Once the situation changes the other way (as it always does), the higher rates of interest in Italy will become predominant & the boom in real estate may receive a setback. There are also several instances wherein the seller turns out to be a fraud, who goes absconding after having got the reservation money. The situation is particularly precarious in the case of costly deals where 20-30% amounts to a large amount of money. Therefore, proper verification of the credentials of the other party is a must in order to thwart such occurrences.
It is absolutely true to say that a dollar invested today would have an enhanced worth say three years down the line. But, this case is true provided other factors remain fairly constant. For example, if the political situation or the law & order scenario of an area is not alright or gets worse at any time between these years, then concerns among the buyers or financiers would ultimately work towards the education in the value of the property. In worse cases, the property may become useless such as I the instance of war or ethnic strife. As Italy has been a fairly peaceful nation, this fear is not supposed to dampen the spirits of investors. But nevertheless, one must always take this aspect into consideration at the time of investment planning.
The interest rates in Italy hover in the range of around 2%, which is a bit more than that in the US. Therefore, it is advised that anyone desirous of seeking a mortgage especially for costlier properties, conduct an efficient forecast abut his/her repayment options in order to avoid problems in the future. In spite of the boom in real estate in Italy, homeowners generally buy their property as something to live in rather than regard it as a form of investment. Therefore, when the need arises for selling that property especially after long periods of stay, the property value is set to fetch much lesser than the prevailing market due to any factors such as the age of the property, the amount of wear & tear, the forecast of the repairing costs that need to be undertaken by the buyer in advance etc.
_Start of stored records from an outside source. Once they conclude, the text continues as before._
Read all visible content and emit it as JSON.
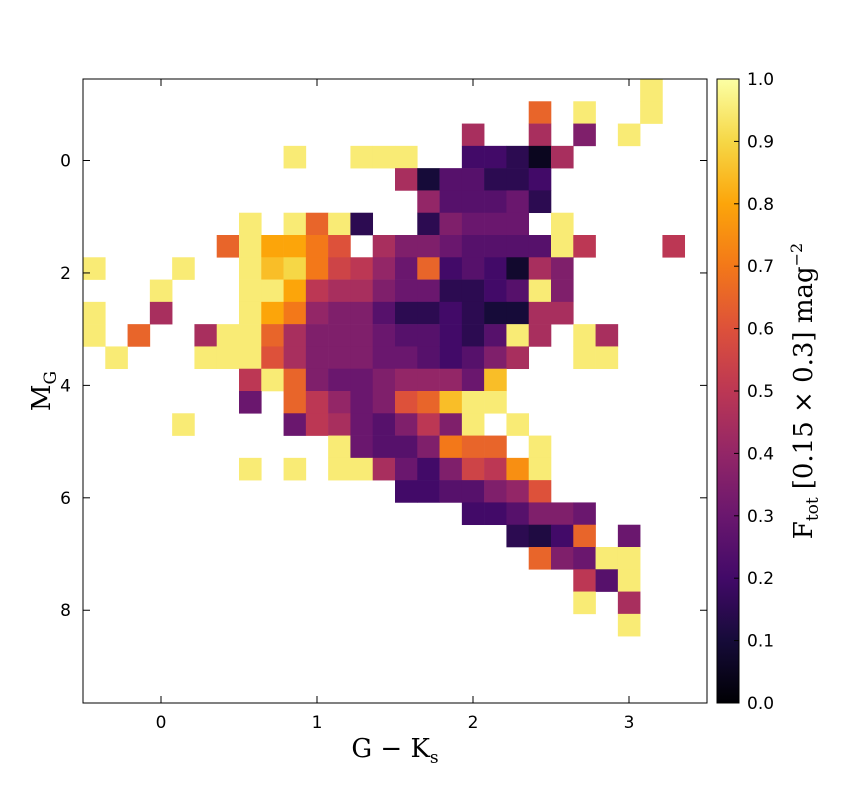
{
  "chart_data": {
    "type": "heatmap",
    "xlabel": {
      "main": "G − K",
      "sub": "s"
    },
    "ylabel": {
      "main": "M",
      "sub": "G"
    },
    "xlim": [
      -0.5,
      3.5
    ],
    "ylim": [
      -1.45,
      9.65
    ],
    "y_inverted": true,
    "xticks": [
      0,
      1,
      2,
      3
    ],
    "yticks": [
      0,
      2,
      4,
      6,
      8
    ],
    "colormap": "inferno",
    "colorbar": {
      "clim": [
        0,
        1
      ],
      "ticks": [
        {
          "value": 0,
          "label": "0.0"
        },
        0.1,
        0.2,
        0.3,
        0.4,
        0.5,
        0.6,
        0.7,
        0.8,
        0.9,
        {
          "value": 1,
          "label": "1.0"
        }
      ],
      "label": {
        "main": "F",
        "sub": "tot",
        "rest": "[0.15 × 0.3] mag",
        "sup": "−2"
      }
    },
    "z": [
      [
        null,
        null,
        null,
        null,
        null,
        null,
        null,
        null,
        null,
        null,
        null,
        null,
        null,
        null,
        null,
        null,
        null,
        null,
        null,
        null,
        null,
        null,
        null,
        null,
        null,
        0.95,
        null,
        null
      ],
      [
        null,
        null,
        null,
        null,
        null,
        null,
        null,
        null,
        null,
        null,
        null,
        null,
        null,
        null,
        null,
        null,
        null,
        null,
        null,
        null,
        0.65,
        null,
        0.95,
        null,
        null,
        0.95,
        null,
        null
      ],
      [
        null,
        null,
        null,
        null,
        null,
        null,
        null,
        null,
        null,
        null,
        null,
        null,
        null,
        null,
        null,
        null,
        null,
        0.45,
        null,
        null,
        0.45,
        null,
        0.35,
        null,
        0.95,
        null,
        null,
        null
      ],
      [
        null,
        null,
        null,
        null,
        null,
        null,
        null,
        null,
        null,
        0.95,
        null,
        null,
        0.95,
        0.95,
        0.95,
        null,
        null,
        0.2,
        0.2,
        0.15,
        0.05,
        0.45,
        null,
        null,
        null,
        null,
        null,
        null
      ],
      [
        null,
        null,
        null,
        null,
        null,
        null,
        null,
        null,
        null,
        null,
        null,
        null,
        null,
        null,
        0.45,
        0.1,
        0.25,
        0.25,
        0.15,
        0.15,
        0.2,
        null,
        null,
        null,
        null,
        null,
        null,
        null
      ],
      [
        null,
        null,
        null,
        null,
        null,
        null,
        null,
        null,
        null,
        null,
        null,
        null,
        null,
        null,
        null,
        0.4,
        0.25,
        0.25,
        0.25,
        0.3,
        0.15,
        null,
        null,
        null,
        null,
        null,
        null,
        null
      ],
      [
        null,
        null,
        null,
        null,
        null,
        null,
        null,
        0.95,
        null,
        0.95,
        0.65,
        0.95,
        0.15,
        null,
        null,
        0.15,
        0.35,
        0.3,
        0.3,
        0.3,
        null,
        0.95,
        null,
        null,
        null,
        null,
        null,
        null
      ],
      [
        null,
        null,
        null,
        null,
        null,
        null,
        0.65,
        0.95,
        0.8,
        0.8,
        0.7,
        0.6,
        null,
        0.45,
        0.35,
        0.35,
        0.3,
        0.25,
        0.25,
        0.25,
        0.25,
        0.95,
        0.5,
        null,
        null,
        null,
        0.5,
        null
      ],
      [
        0.95,
        null,
        null,
        null,
        0.95,
        null,
        null,
        0.95,
        0.85,
        0.9,
        0.7,
        0.55,
        0.5,
        0.4,
        0.3,
        0.65,
        0.2,
        0.25,
        0.2,
        0.08,
        0.45,
        0.35,
        null,
        null,
        null,
        null,
        null,
        null
      ],
      [
        null,
        null,
        null,
        0.95,
        null,
        null,
        null,
        0.95,
        0.95,
        0.8,
        0.5,
        0.45,
        0.45,
        0.35,
        0.3,
        0.3,
        0.15,
        0.15,
        0.2,
        0.25,
        0.95,
        0.35,
        null,
        null,
        null,
        null,
        null,
        null
      ],
      [
        0.95,
        null,
        null,
        0.45,
        null,
        null,
        null,
        0.95,
        0.8,
        0.7,
        0.4,
        0.35,
        0.35,
        0.25,
        0.15,
        0.15,
        0.2,
        0.15,
        0.1,
        0.1,
        0.45,
        0.45,
        null,
        null,
        null,
        null,
        null,
        null
      ],
      [
        0.95,
        null,
        0.65,
        null,
        null,
        0.45,
        0.95,
        0.95,
        0.65,
        0.45,
        0.35,
        0.35,
        0.35,
        0.3,
        0.25,
        0.25,
        0.2,
        0.15,
        0.25,
        0.95,
        0.45,
        null,
        0.95,
        0.45,
        null,
        null,
        null,
        null
      ],
      [
        null,
        0.95,
        null,
        null,
        null,
        0.95,
        0.95,
        0.95,
        0.6,
        0.45,
        0.35,
        0.35,
        0.35,
        0.3,
        0.3,
        0.25,
        0.2,
        0.25,
        0.35,
        0.45,
        null,
        null,
        0.95,
        0.95,
        null,
        null,
        null,
        null
      ],
      [
        null,
        null,
        null,
        null,
        null,
        null,
        null,
        0.5,
        0.95,
        0.65,
        0.35,
        0.3,
        0.3,
        0.35,
        0.4,
        0.4,
        0.4,
        0.3,
        0.85,
        null,
        null,
        null,
        null,
        null,
        null,
        null,
        null,
        null
      ],
      [
        null,
        null,
        null,
        null,
        null,
        null,
        null,
        0.3,
        null,
        0.65,
        0.5,
        0.4,
        0.3,
        0.35,
        0.6,
        0.65,
        0.85,
        0.95,
        0.95,
        null,
        null,
        null,
        null,
        null,
        null,
        null,
        null,
        null
      ],
      [
        null,
        null,
        null,
        null,
        0.95,
        null,
        null,
        null,
        null,
        0.3,
        0.5,
        0.45,
        0.3,
        0.25,
        0.35,
        0.5,
        0.35,
        0.95,
        null,
        0.95,
        null,
        null,
        null,
        null,
        null,
        null,
        null,
        null
      ],
      [
        null,
        null,
        null,
        null,
        null,
        null,
        null,
        null,
        null,
        null,
        null,
        0.95,
        0.3,
        0.25,
        0.25,
        0.35,
        0.7,
        0.65,
        0.65,
        null,
        0.95,
        null,
        null,
        null,
        null,
        null,
        null,
        null
      ],
      [
        null,
        null,
        null,
        null,
        null,
        null,
        null,
        0.95,
        null,
        0.95,
        null,
        0.95,
        0.95,
        0.45,
        0.3,
        0.2,
        0.35,
        0.55,
        0.5,
        0.75,
        0.95,
        null,
        null,
        null,
        null,
        null,
        null,
        null
      ],
      [
        null,
        null,
        null,
        null,
        null,
        null,
        null,
        null,
        null,
        null,
        null,
        null,
        null,
        null,
        0.2,
        0.2,
        0.25,
        0.25,
        0.35,
        0.4,
        0.6,
        null,
        null,
        null,
        null,
        null,
        null,
        null
      ],
      [
        null,
        null,
        null,
        null,
        null,
        null,
        null,
        null,
        null,
        null,
        null,
        null,
        null,
        null,
        null,
        null,
        null,
        0.2,
        0.2,
        0.25,
        0.35,
        0.35,
        0.3,
        null,
        null,
        null,
        null,
        null
      ],
      [
        null,
        null,
        null,
        null,
        null,
        null,
        null,
        null,
        null,
        null,
        null,
        null,
        null,
        null,
        null,
        null,
        null,
        null,
        null,
        0.15,
        0.12,
        0.2,
        0.65,
        null,
        0.3,
        null,
        null,
        null
      ],
      [
        null,
        null,
        null,
        null,
        null,
        null,
        null,
        null,
        null,
        null,
        null,
        null,
        null,
        null,
        null,
        null,
        null,
        null,
        null,
        null,
        0.65,
        0.35,
        0.3,
        0.95,
        0.95,
        null,
        null,
        null
      ],
      [
        null,
        null,
        null,
        null,
        null,
        null,
        null,
        null,
        null,
        null,
        null,
        null,
        null,
        null,
        null,
        null,
        null,
        null,
        null,
        null,
        null,
        null,
        0.5,
        0.25,
        0.95,
        null,
        null,
        null
      ],
      [
        null,
        null,
        null,
        null,
        null,
        null,
        null,
        null,
        null,
        null,
        null,
        null,
        null,
        null,
        null,
        null,
        null,
        null,
        null,
        null,
        null,
        null,
        0.95,
        null,
        0.45,
        null,
        null,
        null
      ],
      [
        null,
        null,
        null,
        null,
        null,
        null,
        null,
        null,
        null,
        null,
        null,
        null,
        null,
        null,
        null,
        null,
        null,
        null,
        null,
        null,
        null,
        null,
        null,
        null,
        0.95,
        null,
        null,
        null
      ],
      [
        null,
        null,
        null,
        null,
        null,
        null,
        null,
        null,
        null,
        null,
        null,
        null,
        null,
        null,
        null,
        null,
        null,
        null,
        null,
        null,
        null,
        null,
        null,
        null,
        null,
        null,
        null,
        null
      ],
      [
        null,
        null,
        null,
        null,
        null,
        null,
        null,
        null,
        null,
        null,
        null,
        null,
        null,
        null,
        null,
        null,
        null,
        null,
        null,
        null,
        null,
        null,
        null,
        null,
        null,
        null,
        null,
        null
      ],
      [
        null,
        null,
        null,
        null,
        null,
        null,
        null,
        null,
        null,
        null,
        null,
        null,
        null,
        null,
        null,
        null,
        null,
        null,
        null,
        null,
        null,
        null,
        null,
        null,
        null,
        null,
        null,
        null
      ]
    ]
  }
}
Another major disadvantage of investing in homes in Italy is that the majority of the mortgages are based on variable rates and as such, these interest rates keep changing fro area to area or company to company in particular. Therefore, the buyer may end up paying more while seeking a mortgage loan fro one company while there could be others offering it at reduced rates. Thus, this calls for a sense of responsibility on the part of the buyer to have an idea of the interest rates charged by the different mortgage companies. There is also an increasing trend towards direct purchasing through the phone or Internet. There have been instances in the past wherein investors have been duped by phony agents who pose as the real owners of a property or act as mediators. The reason has been attributed to the fault on the part of the investor to verify the authenticity of the property or it sellers. In most cases, the investor does not even inspect the site that is proposed to be purchased. The only solution is to verify the property & its seller either by himself or through trusted representatives, usually one's lawyers.